Garden Green, Leek & Ricotta Tart with Hazelnut Crust Photo: Gretchen Houston

This would have to be one of my favourite recipes. I make for new baby gifts, new home gifts, picnics, make ahead meals - you name it. The pastry is rich and buttery so slightly difficult to work with but I have a way of handling it so read on! Any greens and herbs will do, just use the ricotta filling as a base. Sub leeks out for onions if you wish and any toasted nuts for the pastry are fine too.

Ingredients

Hazelnut pastry
1/2 cup hazelnuts, toasted
1 2/3 cups flour
1 tbsp sugar
1 teaspoon sea salt
125g butter, cold and cubed
2-3 tablespoons ice-cold water

Garden green and leek filling
2 leeks, chopped
3 tablespoons olive oil
1/2 tsp chilli flakes
1 1/2 tsp fennel seeds
5 cloves garlic, minced
6 cups spinach (or other greens like kale or silverbeet)
250g ricotta
1 cup parmesan, grated
1.5 cup herbs, chopped (e.g parsley, coriander, basil)
Zest of 2 lemons
2 eggs

Method

Pastry
Add the toasted hazelnuts to a food processor and pulse until fine. Add flour, sugar, and salt, and pulse. Add cubed butter and pulse until butter is pea-sized. Drizzle in cold water and pulse a few times until the dough just comes together.
On a floured surface, shape the dough into a flat disk, wrap and place in the fridge for at least 30 minutes (or up to 2 days). It freezes well for 3 months too if you want to make a few batches ahead.

Filling
Heat a large frypan on medium-low and add olive oil. Add leeks, plenty of salt and black pepper, chilli flakes and fennel seeds. Cook about 8-10 minutes until leeks are soft. Add garlic and cook another minute, being careful not to burn.
Add garden greens along with a splash of water and continue to cook for another 8-10 minutes. You can cover but make sure the liquid has evaporated. Set aside to cool slightly.
Meanwhile, place the ricotta, parmesan, herbs, lemon zest, and eggs in a large bowl and mix well. Add the cooled leek/spinach mix and stir through.
Preheat the oven to 190C regular. (i.e. not fan bake)
Remove the dough from the fridge and let it rest for at least 10-15 minutes (so it's rollable). Meanwhile, cut a piece of baking paper to fit onto a baking tray.
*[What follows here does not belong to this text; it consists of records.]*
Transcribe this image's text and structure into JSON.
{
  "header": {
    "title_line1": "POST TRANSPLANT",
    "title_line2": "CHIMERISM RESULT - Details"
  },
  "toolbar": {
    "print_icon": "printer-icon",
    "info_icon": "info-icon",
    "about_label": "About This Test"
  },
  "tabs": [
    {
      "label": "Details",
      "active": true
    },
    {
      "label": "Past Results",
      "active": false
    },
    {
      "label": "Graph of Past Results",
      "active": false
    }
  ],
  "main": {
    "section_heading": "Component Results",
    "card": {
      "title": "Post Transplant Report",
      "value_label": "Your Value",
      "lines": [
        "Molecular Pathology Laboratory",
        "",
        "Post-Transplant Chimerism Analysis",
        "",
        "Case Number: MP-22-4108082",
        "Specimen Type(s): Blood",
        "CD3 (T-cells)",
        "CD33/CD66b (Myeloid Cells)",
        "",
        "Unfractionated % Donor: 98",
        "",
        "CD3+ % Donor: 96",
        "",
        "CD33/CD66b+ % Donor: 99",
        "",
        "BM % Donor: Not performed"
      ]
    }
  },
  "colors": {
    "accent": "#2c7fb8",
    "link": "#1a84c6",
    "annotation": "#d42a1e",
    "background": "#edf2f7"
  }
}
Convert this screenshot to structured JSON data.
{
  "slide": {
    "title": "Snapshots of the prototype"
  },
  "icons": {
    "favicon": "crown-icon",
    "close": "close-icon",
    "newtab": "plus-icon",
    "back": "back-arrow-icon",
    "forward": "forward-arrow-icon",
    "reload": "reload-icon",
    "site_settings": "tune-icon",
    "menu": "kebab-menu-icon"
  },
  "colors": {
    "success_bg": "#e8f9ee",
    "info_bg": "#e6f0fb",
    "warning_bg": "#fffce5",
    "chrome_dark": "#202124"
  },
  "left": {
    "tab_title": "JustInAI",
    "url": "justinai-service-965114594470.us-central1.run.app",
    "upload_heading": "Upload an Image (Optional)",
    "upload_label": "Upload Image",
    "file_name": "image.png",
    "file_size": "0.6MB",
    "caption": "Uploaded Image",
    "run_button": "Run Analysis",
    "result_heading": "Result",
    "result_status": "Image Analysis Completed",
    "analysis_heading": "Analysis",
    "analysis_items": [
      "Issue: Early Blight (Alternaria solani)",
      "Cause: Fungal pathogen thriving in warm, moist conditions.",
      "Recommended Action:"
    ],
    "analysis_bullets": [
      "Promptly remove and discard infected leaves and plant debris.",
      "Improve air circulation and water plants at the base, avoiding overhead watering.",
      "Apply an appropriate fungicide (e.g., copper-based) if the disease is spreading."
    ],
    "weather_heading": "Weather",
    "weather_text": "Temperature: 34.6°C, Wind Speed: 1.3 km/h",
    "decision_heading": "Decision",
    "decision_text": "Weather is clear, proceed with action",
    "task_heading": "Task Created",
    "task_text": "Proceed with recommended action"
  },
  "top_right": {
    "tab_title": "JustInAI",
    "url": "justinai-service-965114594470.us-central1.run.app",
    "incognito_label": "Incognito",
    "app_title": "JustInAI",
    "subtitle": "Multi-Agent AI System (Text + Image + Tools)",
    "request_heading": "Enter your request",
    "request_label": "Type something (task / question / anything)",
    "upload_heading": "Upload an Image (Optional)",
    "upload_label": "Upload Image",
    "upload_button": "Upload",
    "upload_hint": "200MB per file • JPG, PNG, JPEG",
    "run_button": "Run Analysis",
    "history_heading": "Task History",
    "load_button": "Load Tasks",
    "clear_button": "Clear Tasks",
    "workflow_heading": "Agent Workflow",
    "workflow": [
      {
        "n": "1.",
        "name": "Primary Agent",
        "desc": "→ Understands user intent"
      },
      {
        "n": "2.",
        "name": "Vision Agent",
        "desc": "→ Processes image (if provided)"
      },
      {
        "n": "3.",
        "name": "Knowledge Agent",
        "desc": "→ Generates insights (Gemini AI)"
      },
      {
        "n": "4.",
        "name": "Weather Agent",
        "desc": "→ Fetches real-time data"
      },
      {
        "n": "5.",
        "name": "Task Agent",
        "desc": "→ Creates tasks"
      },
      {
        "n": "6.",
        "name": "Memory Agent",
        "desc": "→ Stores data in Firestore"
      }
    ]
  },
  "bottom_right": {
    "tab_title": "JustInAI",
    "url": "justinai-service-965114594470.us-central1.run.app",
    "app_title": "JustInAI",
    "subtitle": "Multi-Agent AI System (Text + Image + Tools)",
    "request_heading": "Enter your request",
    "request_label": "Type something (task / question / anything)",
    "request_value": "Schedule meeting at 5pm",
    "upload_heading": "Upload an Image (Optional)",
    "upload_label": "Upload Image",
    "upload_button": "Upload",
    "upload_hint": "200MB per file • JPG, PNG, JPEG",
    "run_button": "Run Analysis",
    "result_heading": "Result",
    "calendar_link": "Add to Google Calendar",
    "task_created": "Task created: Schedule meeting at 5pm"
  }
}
Place on your benchtop and sprinkle with flour.
Roll your  dough out on top of the baking paper to a size of 20 x 30 cm. Carefully lift and place on your baking tray before adding the filling.
Transfer the greens and leek mixture onto your dough, leaving about 5 cms along the edges. Gently lift a section of the dough up and around the filling using the baking paper to assist.
Place in the hot oven and bake until the crust is starting to brown (about 25 minutes). Reduce the heat to 160C and continue to bake until the crust is fully browned and the filling is set (about 20 minutes).
Remove from the oven and allow to cool slightly before tucking in.